Learning Question
What is a thread, and how is it different from a process?
A process is an OS-managed running instance with its own address space and resources.
A thread is an execution path inside a process.
Multiple threads in one process can run different instruction streams while sharing the same process address space and many process resources.
The first mental model is:
A process is a resource and isolation container. A thread is a schedulable execution context inside that container.
What Threads Share
Threads in the same process usually share:
- virtual address space
- heap memory
- global variables
- loaded code
- open file descriptors
- current process identity and permissions
- many process-level resources
This sharing makes communication between threads easy.
They can access the same memory.
It also makes mistakes easier.
One thread can corrupt data another thread expects to be stable.
What Each Thread Owns
Each thread needs its own execution state.
Important examples include:
- instruction pointer
- CPU registers while running
- stack
- scheduling state
- thread-local storage
- signal mask or related per-thread state on some systems
Separate stacks are especially important.
If two threads used the same call stack for ordinary execution, their function calls and local variables would overwrite each other.
Each thread needs its own call chain.
Threads and Scheduling
Modern operating systems commonly schedule threads, not just whole processes.
If a process has multiple threads, the scheduler may run different threads on different CPU cores at the same time.
It may also preempt one thread and run another.

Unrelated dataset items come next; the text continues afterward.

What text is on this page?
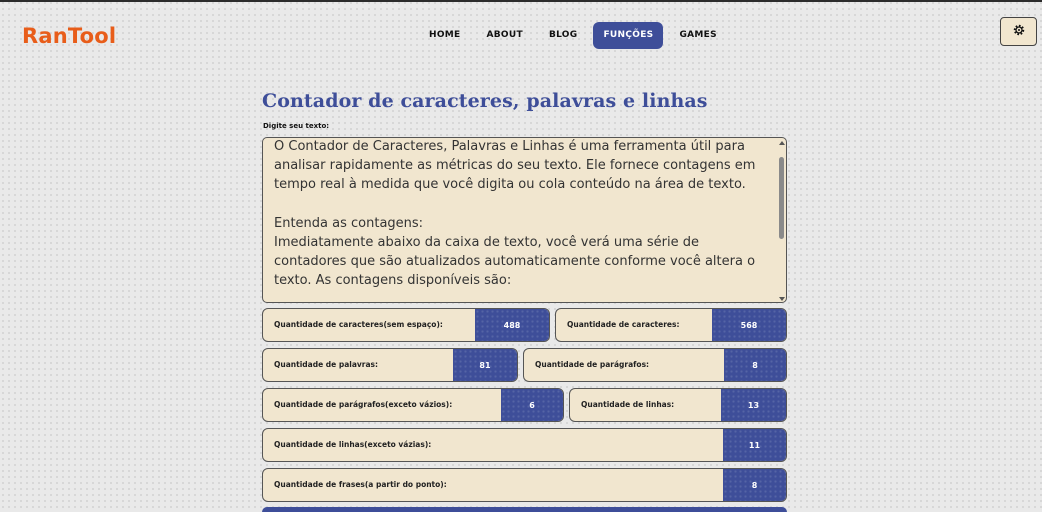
RanTool	HOME	ABOUT	BLOG	FUNÇÕES	GAMES
Contador de caracteres, palavras e linhas
Digite seu texto:
O Contador de Caracteres, Palavras e Linhas é uma ferramenta útil para analisar rapidamente as métricas do seu texto. Ele fornece contagens em tempo real à medida que você digita ou cola conteúdo na área de texto.

Entenda as contagens:
Imediatamente abaixo da caixa de texto, você verá uma série de contadores que são atualizados automaticamente conforme você altera o texto. As contagens disponíveis são:
Quantidade de caracteres(sem espaço):	488	Quantidade de caracteres:	568
Quantidade de palavras:	81	Quantidade de parágrafos:	8
Quantidade de parágrafos(exceto vázios):	6	Quantidade de linhas:	13
Quantidade de linhas(exceto vázias):	11
Quantidade de frases(a partir do ponto):	8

This means overlapping execution can happen inside one process.
Code that looked sequential in a single-threaded program may become interleaved with code running on another thread.
Shared Memory Creates Data Races
Because threads share an address space, they can access the same variables.
If two threads access the same data at the same time and at least one writes, the result may depend on timing unless synchronization is used.
This is the core reason thread programming requires locks, atomics, condition variables, or other coordination mechanisms.
The operating system provides low-level support for blocking and waking threads.
Language runtimes and libraries often provide higher-level synchronization APIs.
Thread Failure and Process Failure
Threads are not isolated from each other like separate processes.
If one thread corrupts shared memory, the whole process may behave incorrectly.
If one thread causes an unhandled fatal fault, the process may terminate.
The details vary by OS, signal behavior, and runtime, but the boundary is important:
Threads share fate more closely than separate processes because they live inside the same process context.
Why Threads Exist
Threads are useful because they allow one process to have multiple activities in progress.
Examples include:
- serving multiple requests
- doing background work while a UI stays responsive
- overlapping I/O waits with computation
- using multiple CPU cores for parallel work
- separating runtime support work from application work
Threads are not always the best concurrency model, but they are a fundamental OS-supported way to represent multiple execution paths inside one process.
Core Mental Model
A thread is the schedulable execution state inside a process.
The process provides the shared address space and resources.
The thread provides a current path of execution through code.
When reasoning about threaded code, ask:
Is this state per-process and shared, or per-thread and separate?
Final Summary
Threads let one process contain multiple execution paths.
They share process memory and resources, but each thread has its own stack, registers, instruction position, and scheduling state.
That combination makes threads powerful for concurrency and risky when shared memory is not coordinated.